Monday, 8 March 2010

I think I've perfected the vegan mug cake.

Mike asked me to make him a mug cake for dessert tonight. I usually make adjustments to the mug brownie recipe, but this time I looked up the mug cake recipe. I found this recipe on, but I still wasn't entirely pleased with it, so I made a few more adjustments. So here's the recipe with my changes. Mike really liked it, but I thought it was a bit too chocolaty, so I'm giving a range of cocoa powder.

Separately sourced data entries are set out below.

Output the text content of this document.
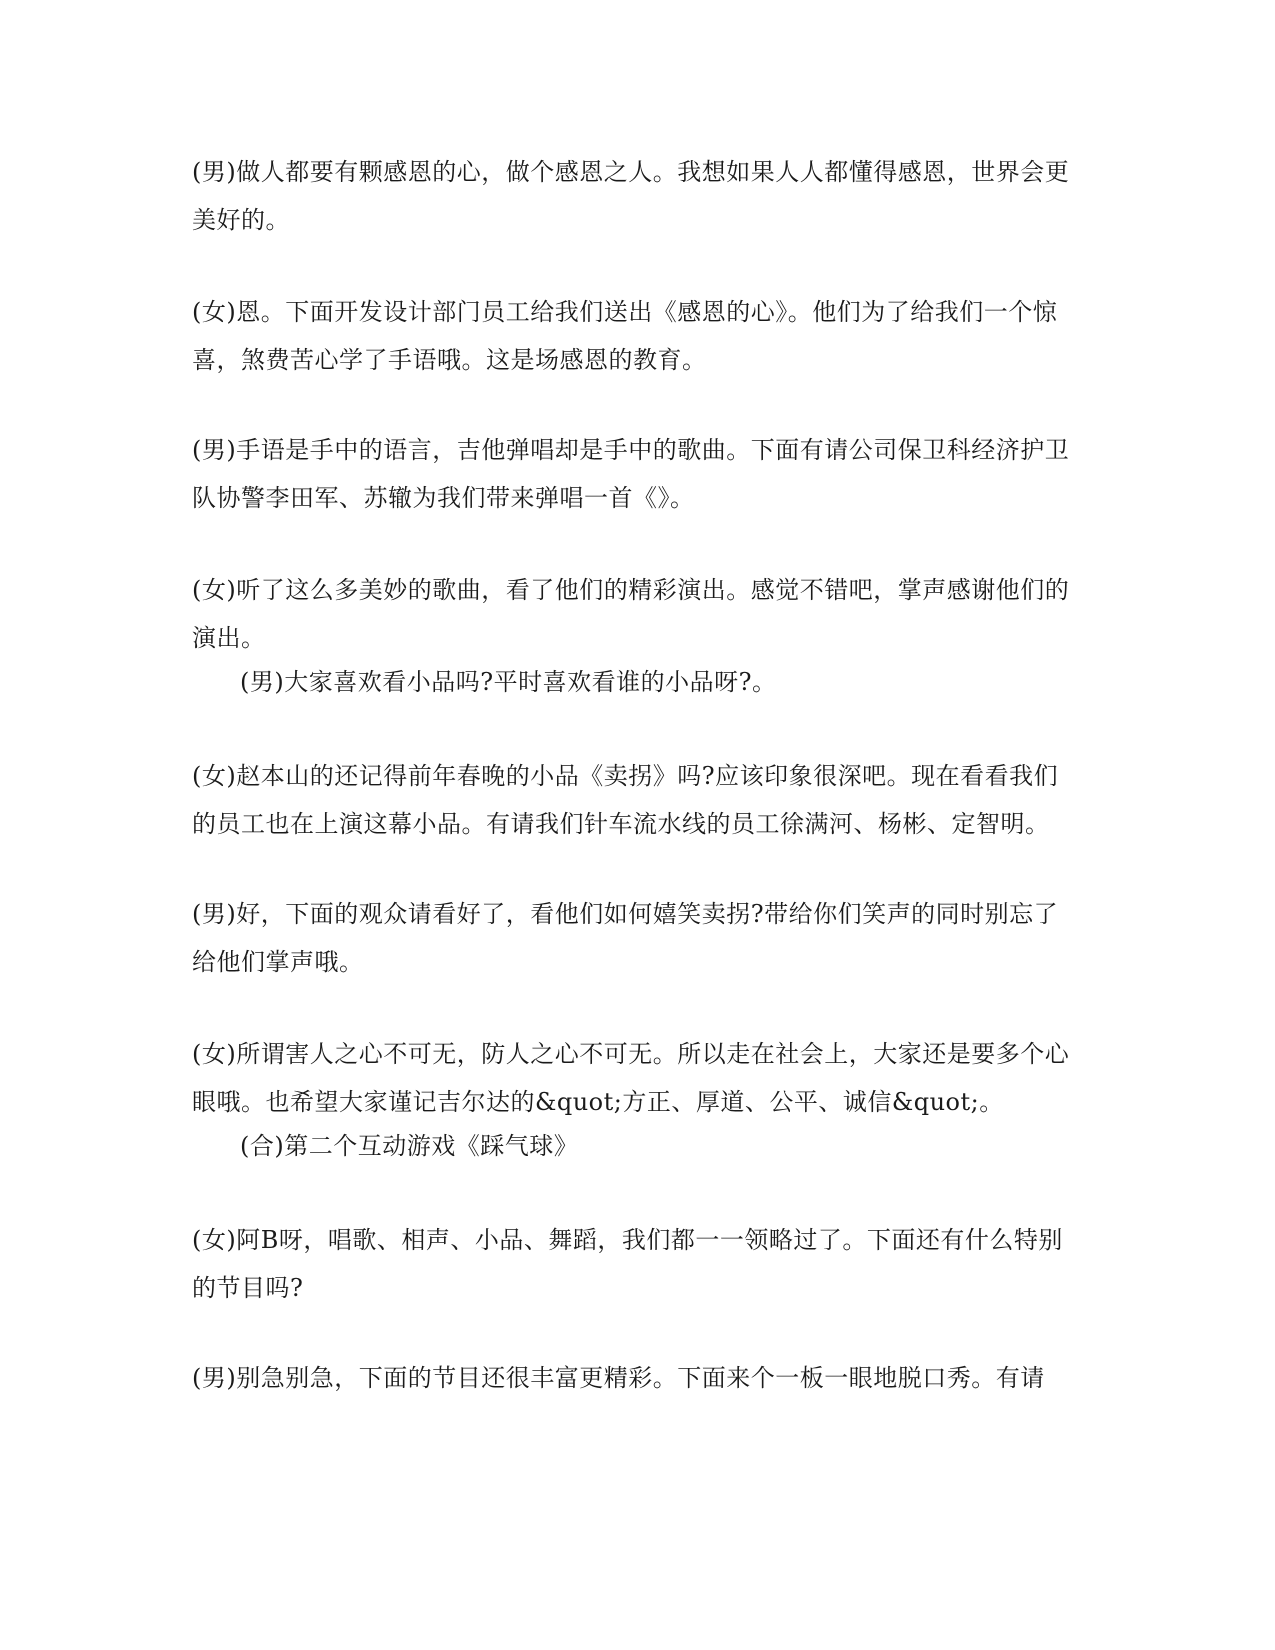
(男)做人都要有颗感恩的心，做个感恩之人。我想如果人人都懂得感恩，世界会更美好的。

(女)恩。下面开发设计部门员工给我们送出《感恩的心》。他们为了给我们一个惊喜，煞费苦心学了手语哦。这是场感恩的教育。

(男)手语是手中的语言，吉他弹唱却是手中的歌曲。下面有请公司保卫科经济护卫队协警李田军、苏辙为我们带来弹唱一首《》。

(女)听了这么多美妙的歌曲，看了他们的精彩演出。感觉不错吧，掌声感谢他们的演出。

(男)大家喜欢看小品吗?平时喜欢看谁的小品呀?。

(女)赵本山的还记得前年春晚的小品《卖拐》吗?应该印象很深吧。现在看看我们的员工也在上演这幕小品。有请我们针车流水线的员工徐满河、杨彬、定智明。

(男)好，下面的观众请看好了，看他们如何嬉笑卖拐?带给你们笑声的同时别忘了给他们掌声哦。

(女)所谓害人之心不可无，防人之心不可无。所以走在社会上，大家还是要多个心眼哦。也希望大家谨记吉尔达的&quot;方正、厚道、公平、诚信&quot;。

(合)第二个互动游戏《踩气球》

(女)阿B呀，唱歌、相声、小品、舞蹈，我们都一一领略过了。下面还有什么特别的节目吗?

(男)别急别急，下面的节目还很丰富更精彩。下面来个一板一眼地脱口秀。有请
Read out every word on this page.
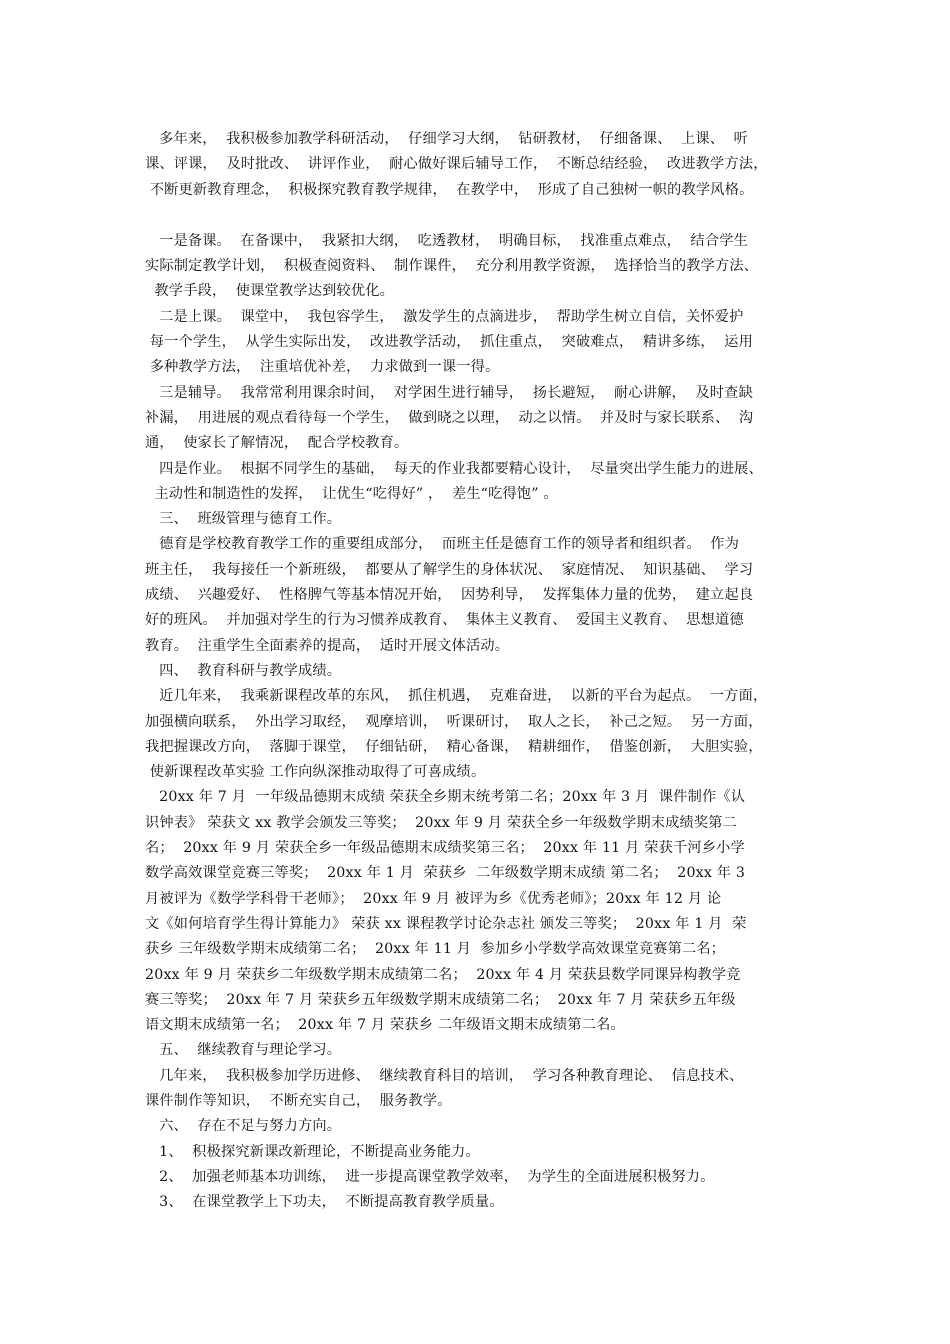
多年来，  我积极参加教学科研活动，  仔细学习大纲，  钻研教材，  仔细备课、  上课、  听
课、评课，  及时批改、  讲评作业，  耐心做好课后辅导工作，  不断总结经验，  改进教学方法，
不断更新教育理念，  积极探究教育教学规律，  在教学中，  形成了自己独树一帜的教学风格。
一是备课。  在备课中，  我紧扣大纲，  吃透教材，  明确目标，  找准重点难点，  结合学生
实际制定教学计划，  积极查阅资料、  制作课件，  充分利用教学资源，  选择恰当的教学方法、
教学手段，  使课堂教学达到较优化。
二是上课。  课堂中，  我包容学生，  激发学生的点滴进步，  帮助学生树立自信，关怀爱护
每一个学生，  从学生实际出发，  改进教学活动，  抓住重点，  突破难点，  精讲多练，  运用
多种教学方法，  注重培优补差，  力求做到一课一得。
三是辅导。  我常常利用课余时间，  对学困生进行辅导，  扬长避短，  耐心讲解，  及时查缺
补漏，  用进展的观点看待每一个学生，  做到晓之以理，  动之以情。  并及时与家长联系、  沟
通，  使家长了解情况，  配合学校教育。
四是作业。  根据不同学生的基础，  每天的作业我都要精心设计，  尽量突出学生能力的进展、
主动性和制造性的发挥，  让优生“吃得好” ，  差生“吃得饱” 。
三、  班级管理与德育工作。
德育是学校教育教学工作的重要组成部分，  而班主任是德育工作的领导者和组织者。  作为
班主任，  我每接任一个新班级，  都要从了解学生的身体状况、  家庭情况、  知识基础、  学习
成绩、  兴趣爱好、  性格脾气等基本情况开始，  因势利导，  发挥集体力量的优势，  建立起良
好的班风。  并加强对学生的行为习惯养成教育、  集体主义教育、  爱国主义教育、  思想道德
教育。  注重学生全面素养的提高，  适时开展文体活动。
四、  教育科研与教学成绩。
近几年来，  我乘新课程改革的东风，  抓住机遇，  克难奋进，  以新的平台为起点。  一方面，
加强横向联系，  外出学习取经，  观摩培训，  听课研讨，  取人之长，  补己之短。  另一方面，
我把握课改方向，  落脚于课堂，  仔细钻研，  精心备课，  精耕细作，  借鉴创新，  大胆实验，
使新课程改革实验 工作向纵深推动取得了可喜成绩。
20xx 年 7 月  一年级品德期末成绩 荣获全乡期末统考第二名；20xx 年 3 月  课件制作《认
识钟表》 荣获文 xx 教学会颁发三等奖；  20xx 年 9 月 荣获全乡一年级数学期末成绩奖第二
名；  20xx 年 9 月 荣获全乡一年级品德期末成绩奖第三名；  20xx 年 11 月 荣获千河乡小学
数学高效课堂竞赛三等奖；  20xx 年 1 月  荣获乡  二年级数学期末成绩 第二名；  20xx 年 3
月被评为《数学学科骨干老师》；  20xx 年 9 月 被评为乡《优秀老师》；20xx 年 12 月 论
文《如何培育学生得计算能力》 荣获 xx 课程教学讨论杂志社 颁发三等奖；  20xx 年 1 月  荣
获乡 三年级数学期末成绩第二名；  20xx 年 11 月  参加乡小学数学高效课堂竞赛第二名；
20xx 年 9 月 荣获乡二年级数学期末成绩第二名；  20xx 年 4 月 荣获县数学同课异构教学竞
赛三等奖；  20xx 年 7 月 荣获乡五年级数学期末成绩第二名；  20xx 年 7 月 荣获乡五年级
语文期末成绩第一名；  20xx 年 7 月 荣获乡 二年级语文期末成绩第二名。
五、  继续教育与理论学习。
几年来，  我积极参加学历进修、  继续教育科目的培训，  学习各种教育理论、  信息技术、
课件制作等知识，  不断充实自己，  服务教学。
六、  存在不足与努力方向。
1、  积极探究新课改新理论，不断提高业务能力。
2、  加强老师基本功训练，  进一步提高课堂教学效率，  为学生的全面进展积极努力。
3、  在课堂教学上下功夫，  不断提高教育教学质量。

1/4 c unbleached all-purpose flour
1/4 c sugar
1-2 tbsp cocoa
1/8 tsp baking powder
1/8 tsp baking soda
1/8 tsp salt
1 "egg" (I used 1/2 tbsp Ener-G with 2 tbsp water)
3 tbsp soymilk
3 tbsp vegetable oil
1/4 teaspoon vanilla extract
splash of chocolate extract (optional)

Stir the dry ingredients together in a large, microwaveable mug. Mix up egg replacer and add to dry ingredients along with other wet ingredients. Stir to combine, making sure to get the dry bits along the bottom edges of the mug. Microwave for 3-5 minutes (depending on the power level - mine is 700w and it took 4 minutes) until it looks firm and pulls away from the mug. Eat with a spoon or turn out onto a plate. It tastes pretty good topped with raspberry jam.

I might tinker with this a bit more. I thought about adding a couple drops of almond or coffee extract, since those flavours work well with chocolate.